Journalism is supposed to be objective, unfortunately I can’t be today. In the twenty first century, apparently to ‘teach a woman a lesson’ immediately reckons one physically claiming our body. Our bodies are for everyone to claim, and do whatever you want with them. Every day that I wake up, I am disgusted to face the reality of how normalized rape culture is. Freedom of speech is an invalid concept in India, and artists face persecution everyday for expressing dissent.

You can’t claim to destroy a woman’s vagina and think that is normal. You can’t get away with this.

I am appalled by the nature of hate women can receive for having the ability to joke or speak up about important issues. I am not here trying to explain or to justify Agrima’s comments. I am here for the sake of my kind that is oppressed every goddamn day. I am here because she received verbal abuse that sickened me to my core. You can’t claim to destroy a woman’s vagina and think that is normal. You can’t get away with this.

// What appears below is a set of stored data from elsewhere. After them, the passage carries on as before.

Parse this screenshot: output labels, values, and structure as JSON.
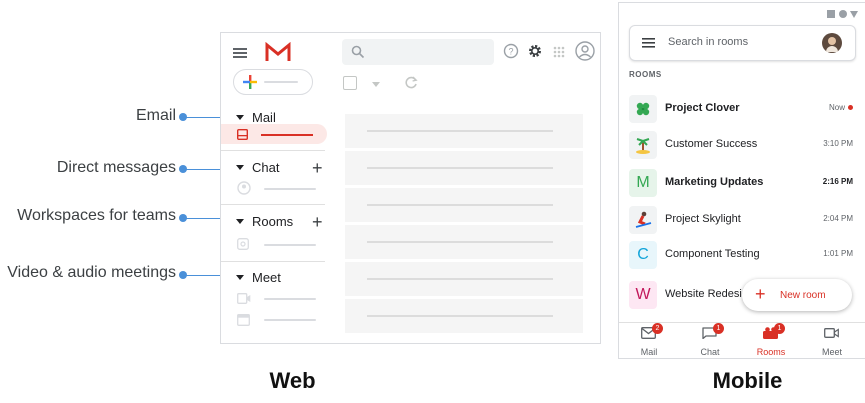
{
  "annotations": [
    {
      "label": "Email"
    },
    {
      "label": "Direct messages"
    },
    {
      "label": "Workspaces for teams"
    },
    {
      "label": "Video & audio meetings"
    }
  ],
  "web": {
    "caption": "Web",
    "sections": {
      "mail": "Mail",
      "chat": "Chat",
      "rooms": "Rooms",
      "meet": "Meet"
    }
  },
  "mobile": {
    "caption": "Mobile",
    "search_placeholder": "Search in rooms",
    "section_header": "ROOMS",
    "rooms": [
      {
        "name": "Project Clover",
        "time": "Now",
        "icon": "clover-icon",
        "bold": true
      },
      {
        "name": "Customer Success",
        "time": "3:10 PM",
        "icon": "island-icon",
        "bold": false
      },
      {
        "name": "Marketing Updates",
        "time": "2:16 PM",
        "icon": "letter-m",
        "bold": true
      },
      {
        "name": "Project Skylight",
        "time": "2:04 PM",
        "icon": "skier-icon",
        "bold": false
      },
      {
        "name": "Component Testing",
        "time": "1:01 PM",
        "icon": "letter-c",
        "bold": false
      },
      {
        "name": "Website Redesig",
        "time": "",
        "icon": "letter-w",
        "bold": false
      }
    ],
    "fab_label": "New room",
    "tabs": [
      {
        "label": "Mail",
        "badge": "2"
      },
      {
        "label": "Chat",
        "badge": "1"
      },
      {
        "label": "Rooms",
        "badge": "1"
      },
      {
        "label": "Meet",
        "badge": ""
      }
    ],
    "colors": {
      "accent": "#d93025",
      "active_tab": "#d93025",
      "fab_text": "#d93025"
    }
  }
}
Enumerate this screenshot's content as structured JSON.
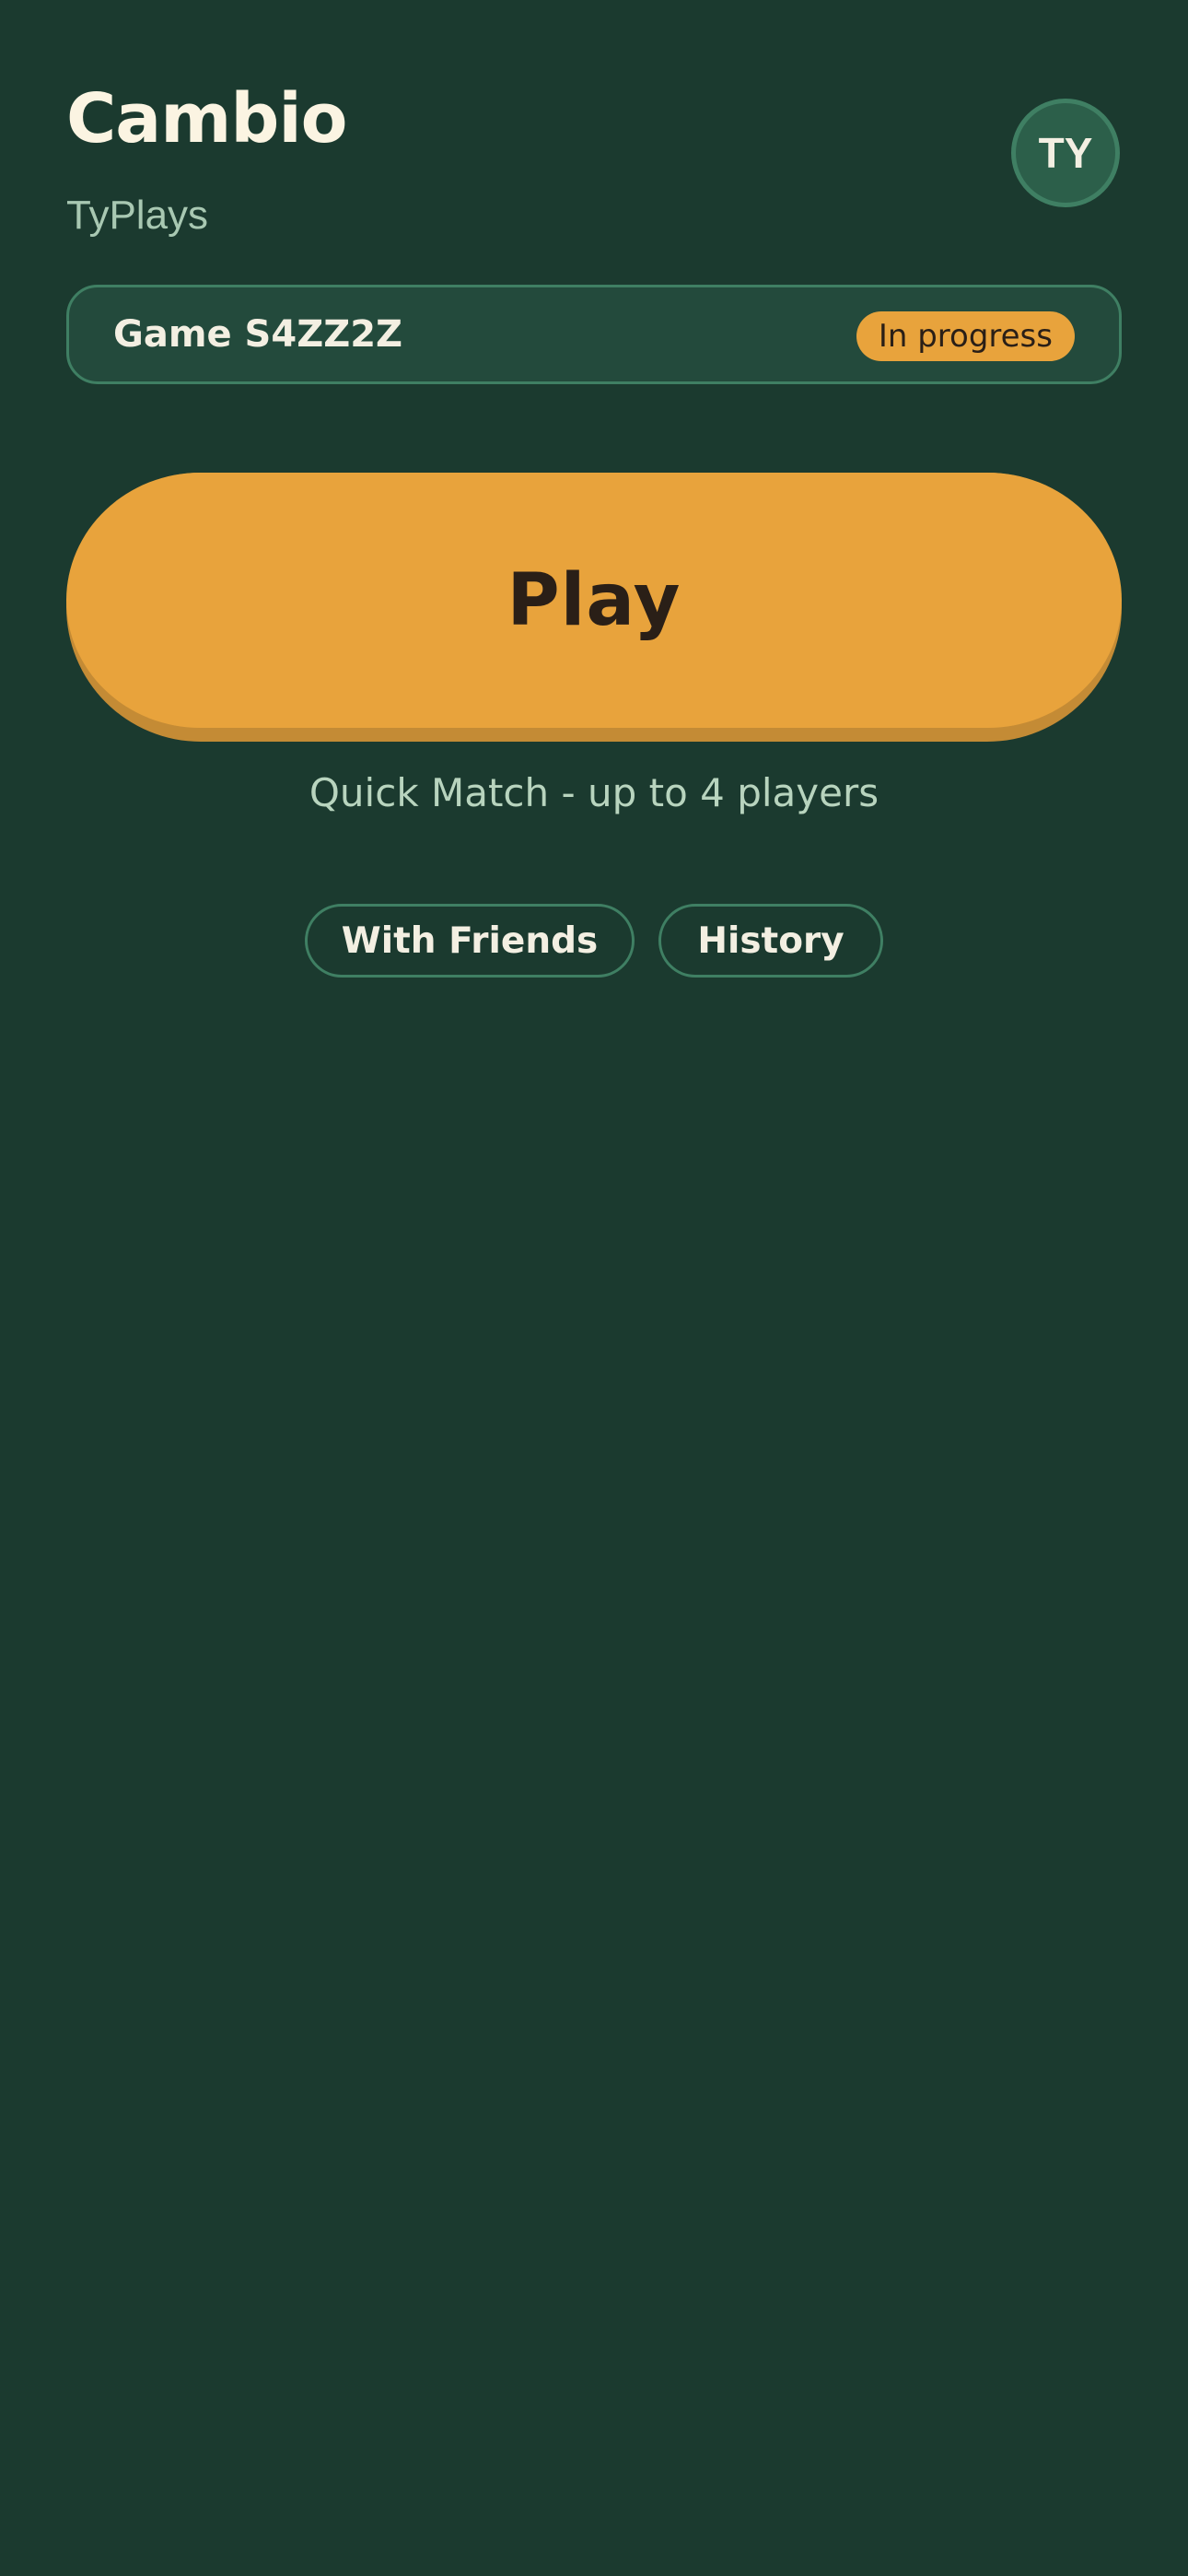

I am glad the people who abused her verbally were arrested, but that’s not enough. This is the reality that we live in, this rape culture that we partake in has become so normalized, it is hard to breathe.

In support of Agrima, comedians such as Vir Das, Kusha Kapila, Srishti Dixit, Mallika Dua and other female comics came up with satiric videos about how dissent and ‘offensive comments’ are highly politically ground-breaking in India when our whole country is in shambles. No, this normalization of rape culture is not going to be tolerated. Our bodies are not yours to abuse, and the fact that I have to goddamn spell this out is offensive to me. Agrima is one of many whose voice has been silenced, who has been coerced into apologizing about her stand up by disgusting people. It is enough, that is what it is. It is just enough.